To wake the system, an individual invocates through voice. Thinkspace is about conversation, therefore the first point of interaction should reflect that.

From there, users decide the system’s role through a mobile interface via bluetooth connection. Every conversation has a different context and reason for initiation. Thinkspace embraces that, giving users the ability to choose the conversational assistant’s role prior to beginning the actual conversation.

This is called an intent, a user-selected mode that dictates the conversational assistant’s behavior. This system is meant to be modular in that the number of possible roles will increase as the entire Thinkspace system expands.

Though it would be quite convenient for users to verbally invoke in a similar way people say“Hey Siri” or “Alexa”, the purpose of the system is to encourage enhance human-to-human conversation, not human-to-computer conversation. Because of that, Thinkspace is designed so that no verbal exchange occurs between person & computer. And though Thinkspace is designed to live in a physical room which affords for some variation of a projected interface, the learning curve of such a foreign interaction paradigm is unnecessary.

When the group has selected a role for the system and has began conversing, Thinkspace only communicates in visual and audial cues, no spoken dialogue. The goal again is to highlight the human-to-human conversation, therefore the assistant never replies auditorily in words.

Building Prototypes

Though this project is quite conceptually driven, a large part amount of time went into the technical explroaiton of particle engines, speech-to-text dictation, and spatial projection. Using Javascript, I built an interactive voice-input sketch that models after how Thinkspace feels on an interaction level.

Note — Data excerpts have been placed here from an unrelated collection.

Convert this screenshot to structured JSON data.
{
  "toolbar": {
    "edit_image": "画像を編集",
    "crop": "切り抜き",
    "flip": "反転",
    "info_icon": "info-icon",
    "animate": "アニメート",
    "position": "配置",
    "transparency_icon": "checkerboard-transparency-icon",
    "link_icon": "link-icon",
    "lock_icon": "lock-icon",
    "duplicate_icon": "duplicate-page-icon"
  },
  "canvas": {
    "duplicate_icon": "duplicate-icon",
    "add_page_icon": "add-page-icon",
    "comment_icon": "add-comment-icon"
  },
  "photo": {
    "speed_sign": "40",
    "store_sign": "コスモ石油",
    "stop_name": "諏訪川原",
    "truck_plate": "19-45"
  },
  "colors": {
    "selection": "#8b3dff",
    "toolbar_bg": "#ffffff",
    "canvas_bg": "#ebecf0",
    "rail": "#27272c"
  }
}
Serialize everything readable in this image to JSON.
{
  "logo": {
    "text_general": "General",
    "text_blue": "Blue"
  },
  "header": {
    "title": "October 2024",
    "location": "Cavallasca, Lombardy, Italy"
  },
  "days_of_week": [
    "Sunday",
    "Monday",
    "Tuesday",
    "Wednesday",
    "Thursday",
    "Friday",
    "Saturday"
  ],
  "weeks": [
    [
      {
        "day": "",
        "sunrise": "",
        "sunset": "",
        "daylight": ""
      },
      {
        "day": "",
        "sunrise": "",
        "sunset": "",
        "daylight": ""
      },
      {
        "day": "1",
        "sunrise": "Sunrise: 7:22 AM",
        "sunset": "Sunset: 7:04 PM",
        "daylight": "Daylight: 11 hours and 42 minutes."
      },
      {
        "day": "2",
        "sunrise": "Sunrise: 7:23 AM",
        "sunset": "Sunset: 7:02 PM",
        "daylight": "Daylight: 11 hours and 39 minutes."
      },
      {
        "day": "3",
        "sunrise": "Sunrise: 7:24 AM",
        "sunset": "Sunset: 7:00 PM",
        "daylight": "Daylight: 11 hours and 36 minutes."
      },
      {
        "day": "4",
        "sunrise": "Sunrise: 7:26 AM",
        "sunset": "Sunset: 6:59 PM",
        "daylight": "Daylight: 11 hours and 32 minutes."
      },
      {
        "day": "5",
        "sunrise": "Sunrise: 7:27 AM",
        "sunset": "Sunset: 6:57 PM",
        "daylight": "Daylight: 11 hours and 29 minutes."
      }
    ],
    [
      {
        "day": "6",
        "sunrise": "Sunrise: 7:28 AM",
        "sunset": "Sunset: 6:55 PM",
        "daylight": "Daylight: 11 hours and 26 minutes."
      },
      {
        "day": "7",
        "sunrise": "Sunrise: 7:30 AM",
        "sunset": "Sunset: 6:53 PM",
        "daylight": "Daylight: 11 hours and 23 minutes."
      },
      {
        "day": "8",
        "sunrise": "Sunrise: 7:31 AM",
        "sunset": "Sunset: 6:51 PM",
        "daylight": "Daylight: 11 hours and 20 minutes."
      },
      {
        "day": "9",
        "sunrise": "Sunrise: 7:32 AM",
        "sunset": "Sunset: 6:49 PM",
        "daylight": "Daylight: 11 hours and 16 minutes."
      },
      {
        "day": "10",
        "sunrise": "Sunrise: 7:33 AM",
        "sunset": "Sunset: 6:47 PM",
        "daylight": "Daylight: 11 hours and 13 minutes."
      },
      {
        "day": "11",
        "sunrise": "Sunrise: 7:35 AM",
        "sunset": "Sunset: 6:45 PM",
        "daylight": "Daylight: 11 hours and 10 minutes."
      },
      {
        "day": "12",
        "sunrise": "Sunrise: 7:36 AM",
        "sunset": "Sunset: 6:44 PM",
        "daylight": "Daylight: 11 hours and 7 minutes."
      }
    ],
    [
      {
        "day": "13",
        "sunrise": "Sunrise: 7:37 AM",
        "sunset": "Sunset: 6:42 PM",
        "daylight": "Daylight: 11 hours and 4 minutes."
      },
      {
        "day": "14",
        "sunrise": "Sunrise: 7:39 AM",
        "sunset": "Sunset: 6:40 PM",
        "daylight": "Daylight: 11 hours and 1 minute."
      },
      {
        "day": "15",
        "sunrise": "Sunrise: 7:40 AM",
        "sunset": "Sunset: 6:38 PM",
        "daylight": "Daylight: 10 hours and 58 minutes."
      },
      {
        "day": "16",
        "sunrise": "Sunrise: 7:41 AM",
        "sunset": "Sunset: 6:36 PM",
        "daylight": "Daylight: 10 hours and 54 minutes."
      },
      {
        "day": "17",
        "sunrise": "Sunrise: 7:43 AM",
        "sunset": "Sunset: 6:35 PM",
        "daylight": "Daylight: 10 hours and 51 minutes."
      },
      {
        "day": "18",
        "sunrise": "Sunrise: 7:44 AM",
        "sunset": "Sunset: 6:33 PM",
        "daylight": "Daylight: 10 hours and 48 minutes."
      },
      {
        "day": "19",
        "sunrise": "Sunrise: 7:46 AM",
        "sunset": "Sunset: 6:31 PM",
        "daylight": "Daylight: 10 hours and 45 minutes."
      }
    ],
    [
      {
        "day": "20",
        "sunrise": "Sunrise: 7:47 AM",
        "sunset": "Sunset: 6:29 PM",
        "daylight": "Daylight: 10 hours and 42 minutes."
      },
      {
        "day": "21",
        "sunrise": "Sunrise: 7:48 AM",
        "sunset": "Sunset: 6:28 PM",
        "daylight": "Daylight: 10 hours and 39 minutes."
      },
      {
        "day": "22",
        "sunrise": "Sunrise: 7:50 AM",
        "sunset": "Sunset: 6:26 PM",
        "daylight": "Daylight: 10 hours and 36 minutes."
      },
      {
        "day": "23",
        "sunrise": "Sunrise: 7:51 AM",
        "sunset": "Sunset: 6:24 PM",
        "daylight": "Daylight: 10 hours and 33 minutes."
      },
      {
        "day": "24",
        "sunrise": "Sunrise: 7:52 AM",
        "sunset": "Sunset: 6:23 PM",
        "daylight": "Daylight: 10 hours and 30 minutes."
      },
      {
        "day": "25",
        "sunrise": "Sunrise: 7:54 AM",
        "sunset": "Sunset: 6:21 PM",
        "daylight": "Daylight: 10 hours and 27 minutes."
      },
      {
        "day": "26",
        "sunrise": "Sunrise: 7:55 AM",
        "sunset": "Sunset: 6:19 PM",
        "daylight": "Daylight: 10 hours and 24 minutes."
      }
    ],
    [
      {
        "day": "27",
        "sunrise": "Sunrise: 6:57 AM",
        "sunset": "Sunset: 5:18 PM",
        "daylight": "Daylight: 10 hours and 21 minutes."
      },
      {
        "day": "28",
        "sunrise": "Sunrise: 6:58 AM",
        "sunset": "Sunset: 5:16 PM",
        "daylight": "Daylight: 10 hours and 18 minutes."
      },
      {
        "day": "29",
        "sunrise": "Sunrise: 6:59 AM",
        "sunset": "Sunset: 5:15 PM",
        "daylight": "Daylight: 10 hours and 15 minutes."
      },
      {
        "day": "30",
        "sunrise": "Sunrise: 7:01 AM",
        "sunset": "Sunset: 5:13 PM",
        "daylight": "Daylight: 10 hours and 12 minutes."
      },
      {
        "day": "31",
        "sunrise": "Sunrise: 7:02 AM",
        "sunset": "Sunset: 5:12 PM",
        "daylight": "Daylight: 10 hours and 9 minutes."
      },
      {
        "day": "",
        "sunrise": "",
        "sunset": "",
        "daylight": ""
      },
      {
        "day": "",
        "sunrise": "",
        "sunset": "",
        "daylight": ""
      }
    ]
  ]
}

Prototype can be found here.

Semi-final test of speech → text → particles (iteration 7/12)
Projection into spatial environment

Final Concept

After roughly seven weeks of technical and conceptual exploration, I created this concept video to better communciate the vision of Thinkspace.

Project Takeaways

As time pass, so do people, their way of thinking, and the types of conversation they engage in. As people change, so does the role of Thinkspace. Working on Thinkspace was delightful as it stemmed from a genuine interest in computation, multimodal forms of interaction, and the application of metaphor thinking in design. This project pushed me to challenge the potential applications of conversational agents in foreseeable futures. This project was conducted in Carnegie Mellon School of Design’s Environments II Studio course under the supervision of Jonathan Chapman and Steve Stadelmeier.